As a continuation of the previous post on counting squares, here is an update. Only two of my friends commented about their solutions to this simple problem and here are two approaches.

lets assume a board where n = 6. drawing a line would make the board look like this.

+----+----+----+----+----+----+

| \\ | | | | | |

+----+----+----+----+----+----+

| | \\ | | | | |

+----+----+----+----+----+----+

| | | \\ | | | |

+----+----+----+----+----+----+

| | | | \\ | | |

+----+----+----+----+----+----+

| | | | | \\ | |

+----+----+----+----+----+----+

| | | | | | \\ |

+----+----+----+----+----+----+

what i think is the the “indian” geeky way of looking at it is to eliminate the other half and visualize the same board as

+----+

| \\ | number of squares = 1

+----+----+

| | \\ | number of squares = 2

+----+----+----+

| | | \\ | number of squares = 3

+----+----+----+----+

| | | | \\ | number of squares = 4

+----+----+----+----+----+

| | | | | \\ | number of squares = 5

+----+----+----+----+----+----+

| | | | | | \\ | number of squares = 6

+----+----+----+----+----+----+

and so people arrive with the standard n(n+1)/2 which people remember, thanks to the caning by their high school math teacher for not remembering the sum of natural numbers series upto n :)

but there is a simple way of looking at it

1. the number of squares slashed by the diagonal is n.

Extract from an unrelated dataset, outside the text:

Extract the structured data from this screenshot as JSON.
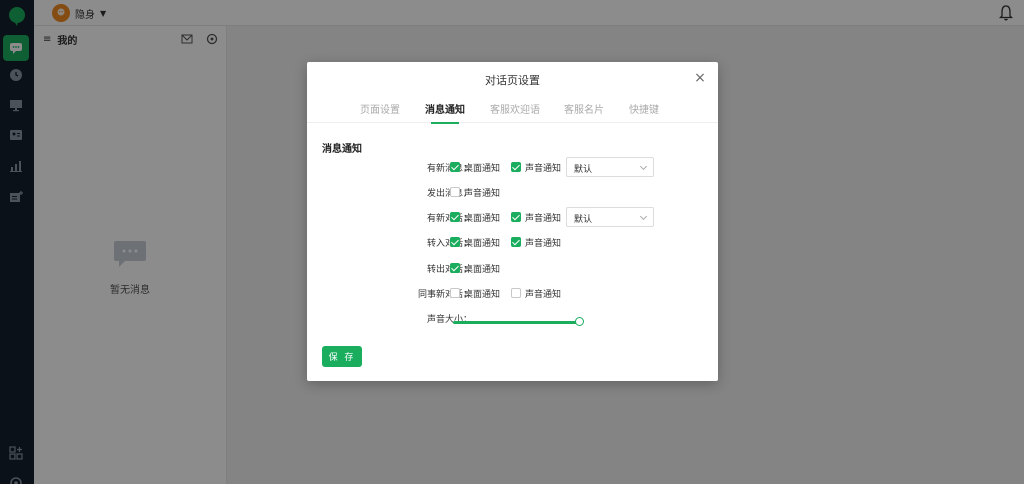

2. total number of squares = n^2

3. so remaining squares = (n^2) – n which is equally divided between the two halves

4. so total squares not slashed = [(n^2) – n] / 2 = M

5. so if you want to include the number of squares slashed by the diagonal as

well, then its M + n

I took the first way to get the equation, but that is probably the harder way to do math. a thoughtful layman would come up with the second method first time and is backed by observation.